A desconsideração da personalidade jurídica é instituto de aplicação excepcional, voltado à repressão de fraudes e abusos cometidos sob o manto da autonomia patrimonial das sociedades empresárias. A legislação brasileira, por meio do artigo 50 do Código Civil, adota a chamada Teoria Maior, exigindo para sua incidência a demonstração objetiva de desvio de finalidade ou confusão patrimonial, vejamos:

“Art. 50.  Em caso de abuso da personalidade jurídica, caracterizado pelo desvio de finalidade ou pela confusão patrimonial, pode o juiz, a requerimento da parte, ou do Ministério Público quando lhe couber intervir no processo, desconsiderá-la para que os efeitos de certas e determinadas relações de obrigações sejam estendidos aos bens particulares de es ou de sócios da pessoa jurídica beneficiados direta ou indiretamente pelo abuso”.

Recentemente, a 4ª Turma do Superior Tribunal de Justiça, ao julgar o Agravo Interno no Agravo em Recurso Especial nº 2.139.331, reafirmou com vigor a exigência de prova efetiva do abuso da personalidade jurídica para a sua desconsideração.

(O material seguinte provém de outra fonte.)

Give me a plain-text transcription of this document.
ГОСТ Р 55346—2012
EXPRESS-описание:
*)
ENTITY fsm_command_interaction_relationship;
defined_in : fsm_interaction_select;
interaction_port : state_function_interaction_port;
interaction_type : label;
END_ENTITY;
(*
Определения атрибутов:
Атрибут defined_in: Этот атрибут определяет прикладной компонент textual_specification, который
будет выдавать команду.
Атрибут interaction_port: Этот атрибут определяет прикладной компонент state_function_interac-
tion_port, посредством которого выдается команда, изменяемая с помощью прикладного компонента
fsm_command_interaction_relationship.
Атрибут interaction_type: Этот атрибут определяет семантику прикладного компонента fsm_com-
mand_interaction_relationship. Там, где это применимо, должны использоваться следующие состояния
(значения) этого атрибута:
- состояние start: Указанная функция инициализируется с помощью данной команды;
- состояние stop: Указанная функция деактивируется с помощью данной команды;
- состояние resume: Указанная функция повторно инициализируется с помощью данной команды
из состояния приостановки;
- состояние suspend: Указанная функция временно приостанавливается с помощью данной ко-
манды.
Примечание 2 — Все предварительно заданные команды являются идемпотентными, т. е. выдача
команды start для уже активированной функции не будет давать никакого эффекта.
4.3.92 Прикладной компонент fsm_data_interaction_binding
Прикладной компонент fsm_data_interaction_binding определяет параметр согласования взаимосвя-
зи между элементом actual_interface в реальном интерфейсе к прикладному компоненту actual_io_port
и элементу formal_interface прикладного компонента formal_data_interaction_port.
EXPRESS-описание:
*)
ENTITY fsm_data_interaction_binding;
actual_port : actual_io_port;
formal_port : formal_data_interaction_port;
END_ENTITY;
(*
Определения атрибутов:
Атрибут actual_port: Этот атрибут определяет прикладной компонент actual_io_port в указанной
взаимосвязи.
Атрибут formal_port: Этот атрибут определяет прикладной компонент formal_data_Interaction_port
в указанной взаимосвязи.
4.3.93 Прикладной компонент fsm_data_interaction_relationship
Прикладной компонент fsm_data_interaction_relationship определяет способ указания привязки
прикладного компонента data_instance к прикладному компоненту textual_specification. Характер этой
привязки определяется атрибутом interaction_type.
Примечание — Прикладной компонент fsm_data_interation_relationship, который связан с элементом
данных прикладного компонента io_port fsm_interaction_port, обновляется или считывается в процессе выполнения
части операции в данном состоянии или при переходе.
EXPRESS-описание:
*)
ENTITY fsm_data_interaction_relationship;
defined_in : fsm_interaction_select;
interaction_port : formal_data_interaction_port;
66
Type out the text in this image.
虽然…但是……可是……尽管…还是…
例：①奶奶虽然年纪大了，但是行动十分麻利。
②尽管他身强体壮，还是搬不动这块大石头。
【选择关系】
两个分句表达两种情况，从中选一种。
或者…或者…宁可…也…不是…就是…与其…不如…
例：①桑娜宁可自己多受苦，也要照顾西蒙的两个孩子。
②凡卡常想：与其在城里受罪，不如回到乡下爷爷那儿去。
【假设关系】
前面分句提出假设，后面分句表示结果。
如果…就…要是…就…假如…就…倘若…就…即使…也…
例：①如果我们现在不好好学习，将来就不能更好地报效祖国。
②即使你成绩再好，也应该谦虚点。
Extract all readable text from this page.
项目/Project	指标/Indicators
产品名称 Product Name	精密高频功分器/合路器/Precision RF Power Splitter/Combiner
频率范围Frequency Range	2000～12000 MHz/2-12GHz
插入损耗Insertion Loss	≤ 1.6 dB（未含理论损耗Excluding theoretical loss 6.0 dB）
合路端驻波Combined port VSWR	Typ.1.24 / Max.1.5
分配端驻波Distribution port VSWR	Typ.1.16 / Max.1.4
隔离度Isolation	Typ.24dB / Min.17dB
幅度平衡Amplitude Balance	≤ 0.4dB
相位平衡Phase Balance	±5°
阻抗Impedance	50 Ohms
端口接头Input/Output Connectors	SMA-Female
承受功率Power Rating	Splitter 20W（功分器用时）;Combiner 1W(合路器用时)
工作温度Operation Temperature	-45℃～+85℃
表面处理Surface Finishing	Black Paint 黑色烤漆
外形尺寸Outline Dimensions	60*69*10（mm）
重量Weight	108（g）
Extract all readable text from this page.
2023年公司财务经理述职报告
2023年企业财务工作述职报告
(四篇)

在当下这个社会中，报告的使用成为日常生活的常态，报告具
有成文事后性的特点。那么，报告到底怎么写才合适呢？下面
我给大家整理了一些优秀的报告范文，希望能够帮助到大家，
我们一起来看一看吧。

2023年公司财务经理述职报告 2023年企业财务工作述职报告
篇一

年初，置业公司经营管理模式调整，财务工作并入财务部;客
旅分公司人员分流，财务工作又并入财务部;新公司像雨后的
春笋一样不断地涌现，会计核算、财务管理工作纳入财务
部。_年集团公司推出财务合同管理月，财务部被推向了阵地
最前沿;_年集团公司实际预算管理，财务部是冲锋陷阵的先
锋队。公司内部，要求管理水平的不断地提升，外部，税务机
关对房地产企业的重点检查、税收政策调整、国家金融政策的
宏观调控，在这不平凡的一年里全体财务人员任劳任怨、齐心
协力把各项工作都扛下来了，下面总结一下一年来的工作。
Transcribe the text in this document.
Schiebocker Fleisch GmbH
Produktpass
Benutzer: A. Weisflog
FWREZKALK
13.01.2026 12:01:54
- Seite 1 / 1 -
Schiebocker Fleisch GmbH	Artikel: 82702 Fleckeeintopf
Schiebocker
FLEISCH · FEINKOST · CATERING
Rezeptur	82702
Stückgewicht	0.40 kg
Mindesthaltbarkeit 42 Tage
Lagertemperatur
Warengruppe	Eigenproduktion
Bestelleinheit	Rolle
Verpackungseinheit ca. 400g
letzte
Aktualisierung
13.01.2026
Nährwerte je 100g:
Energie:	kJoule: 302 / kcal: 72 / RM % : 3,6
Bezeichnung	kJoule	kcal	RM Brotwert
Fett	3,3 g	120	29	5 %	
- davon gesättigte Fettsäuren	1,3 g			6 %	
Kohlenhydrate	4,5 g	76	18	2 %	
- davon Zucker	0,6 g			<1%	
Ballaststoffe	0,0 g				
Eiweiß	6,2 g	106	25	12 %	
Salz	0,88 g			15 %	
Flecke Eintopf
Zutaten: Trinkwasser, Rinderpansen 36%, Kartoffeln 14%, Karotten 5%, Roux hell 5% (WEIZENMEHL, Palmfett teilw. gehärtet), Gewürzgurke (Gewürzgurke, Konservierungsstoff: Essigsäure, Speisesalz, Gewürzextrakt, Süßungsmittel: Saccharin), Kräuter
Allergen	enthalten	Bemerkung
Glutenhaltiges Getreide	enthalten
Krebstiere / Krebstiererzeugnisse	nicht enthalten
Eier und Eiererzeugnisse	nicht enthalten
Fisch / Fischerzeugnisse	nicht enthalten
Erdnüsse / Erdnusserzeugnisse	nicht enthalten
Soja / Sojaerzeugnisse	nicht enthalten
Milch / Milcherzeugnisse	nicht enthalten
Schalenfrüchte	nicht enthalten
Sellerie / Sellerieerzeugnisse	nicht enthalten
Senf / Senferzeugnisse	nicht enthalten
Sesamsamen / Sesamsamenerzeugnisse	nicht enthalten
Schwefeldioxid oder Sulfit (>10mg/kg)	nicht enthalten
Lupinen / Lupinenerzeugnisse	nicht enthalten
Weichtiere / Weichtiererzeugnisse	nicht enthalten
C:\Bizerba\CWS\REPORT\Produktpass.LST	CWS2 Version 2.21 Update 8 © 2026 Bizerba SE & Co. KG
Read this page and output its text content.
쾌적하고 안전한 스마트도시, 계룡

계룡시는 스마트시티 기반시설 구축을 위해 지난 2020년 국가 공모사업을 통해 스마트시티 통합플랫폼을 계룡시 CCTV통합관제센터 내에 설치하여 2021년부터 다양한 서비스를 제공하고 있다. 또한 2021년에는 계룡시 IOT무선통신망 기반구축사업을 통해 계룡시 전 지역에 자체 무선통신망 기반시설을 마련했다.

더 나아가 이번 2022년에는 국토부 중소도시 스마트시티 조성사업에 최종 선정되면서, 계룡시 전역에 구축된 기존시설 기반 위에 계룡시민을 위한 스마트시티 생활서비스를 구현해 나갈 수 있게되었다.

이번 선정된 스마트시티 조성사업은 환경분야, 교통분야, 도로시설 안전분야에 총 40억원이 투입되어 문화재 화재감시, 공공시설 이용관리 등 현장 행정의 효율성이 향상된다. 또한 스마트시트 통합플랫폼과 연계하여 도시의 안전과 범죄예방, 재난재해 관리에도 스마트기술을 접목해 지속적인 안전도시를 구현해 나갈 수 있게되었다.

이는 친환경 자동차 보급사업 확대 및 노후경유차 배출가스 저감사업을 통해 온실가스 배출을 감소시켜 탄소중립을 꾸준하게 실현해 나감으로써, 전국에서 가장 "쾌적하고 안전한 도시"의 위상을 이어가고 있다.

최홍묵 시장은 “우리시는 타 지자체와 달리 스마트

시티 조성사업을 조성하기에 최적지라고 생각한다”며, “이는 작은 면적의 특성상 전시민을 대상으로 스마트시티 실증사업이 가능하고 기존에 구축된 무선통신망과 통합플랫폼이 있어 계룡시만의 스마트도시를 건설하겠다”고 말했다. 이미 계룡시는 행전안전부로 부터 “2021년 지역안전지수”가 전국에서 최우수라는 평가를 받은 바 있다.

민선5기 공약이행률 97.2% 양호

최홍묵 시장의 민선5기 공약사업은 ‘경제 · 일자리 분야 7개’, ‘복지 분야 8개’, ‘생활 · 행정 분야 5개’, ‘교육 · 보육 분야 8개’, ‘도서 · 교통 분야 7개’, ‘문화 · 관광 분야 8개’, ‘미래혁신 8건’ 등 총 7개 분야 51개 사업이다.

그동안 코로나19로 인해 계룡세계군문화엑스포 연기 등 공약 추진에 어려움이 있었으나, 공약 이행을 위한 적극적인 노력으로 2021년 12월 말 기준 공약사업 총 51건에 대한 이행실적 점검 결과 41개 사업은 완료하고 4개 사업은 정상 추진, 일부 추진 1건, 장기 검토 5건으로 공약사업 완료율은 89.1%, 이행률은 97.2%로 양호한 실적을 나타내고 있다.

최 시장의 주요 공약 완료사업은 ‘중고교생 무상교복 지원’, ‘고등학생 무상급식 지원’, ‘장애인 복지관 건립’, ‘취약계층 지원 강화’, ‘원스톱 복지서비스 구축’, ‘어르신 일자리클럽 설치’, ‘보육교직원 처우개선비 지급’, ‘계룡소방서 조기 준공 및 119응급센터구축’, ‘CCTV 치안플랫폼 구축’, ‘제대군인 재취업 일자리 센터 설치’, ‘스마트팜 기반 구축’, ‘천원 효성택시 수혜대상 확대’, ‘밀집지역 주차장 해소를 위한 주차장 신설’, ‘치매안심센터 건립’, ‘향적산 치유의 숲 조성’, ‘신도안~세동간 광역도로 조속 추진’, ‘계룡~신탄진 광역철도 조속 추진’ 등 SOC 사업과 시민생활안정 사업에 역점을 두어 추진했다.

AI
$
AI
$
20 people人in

O acórdão afastou fundamentos genéricos, como a inexistência de bens penhoráveis ou o encerramento irregular da empresa, e reiterou que apenas elementos concretos e robustos podem justificar a superação da autonomia patrimonial das pessoas jurídicas. Trata-se de manifestação judicial que preserva o rigor técnico da Teoria Maior e fortalece a segurança jurídica nas relações empresariais.

No caso em análise, o STJ enfrentou pedido de desconsideração fundado na alegação de que a empresa executada não possuía bens e teria sido encerrada irregularmente. A corte, porém, entendeu que tais circunstâncias, por si sós, não configuram as hipóteses legais de desconsideração previstas no artigo 50 do Código Civil. Para que se possa responsabilizar os sócios ou outras empresas do mesmo grupo, é necessário demonstrar, de forma inequívoca, o uso indevido da personalidade jurídica, seja por meio de desvio de finalidade, seja por confusão patrimonial.

Tal exigência jurisprudencial não é isolada. O STJ já havia decidido em sentido semelhante no AgInt no AREsp 1.679.434/SP, reafirmando que a aplicação da Teoria Maior exige a comprovação de abuso da personalidade jurídica, não sendo suficiente a mera inexistência de bens ou o encerramento irregular da empresa. O julgado reiterou que, sem elementos objetivos que revelem desvio de finalidade ou confusão patrimonial, não se pode itir a desconsideração da personalidade jurídica, sob pena de subversão do princípio da autonomia patrimonial.

O artigo 50 do Código Civil consagra essa visão ao estabelecer que a desconsideração somente se justifica em caso de abuso da personalidade jurídica, caracterizado pelo desvio de finalidade ou pela confusão patrimonial. Trata-se, portanto, de uma formulação que exige não apenas uma demonstração de inadimplemento ou insolvência, mas uma conduta que manipule dolosamente a separação entre o patrimônio da pessoa jurídica e o de seus sócios ou es.

Spacca

Nesse contexto, os ensinamentos doutrinários também são convergentes. Fábio Ulhôa Coelho esclarece que o pressuposto inafastável da desconsideração é a ocorrência de fraude perpetrada com o uso da autonomia patrimonial da pessoa jurídica. Tal fraude não pode ser genérica ou apenas financeira, mas sim específica quanto à manipulação da separação patrimonial. Coelho distingue entre duas formulações doutrinárias: uma subjetivista, que exige elemento volitivo (como defendido por Fábio Konder Comparato), e outra objetivista, que ite a desconsideração em face de situações objetivas como a confusão patrimonial ou o desaparecimento do objeto social (Coelho, 2016, p. 125).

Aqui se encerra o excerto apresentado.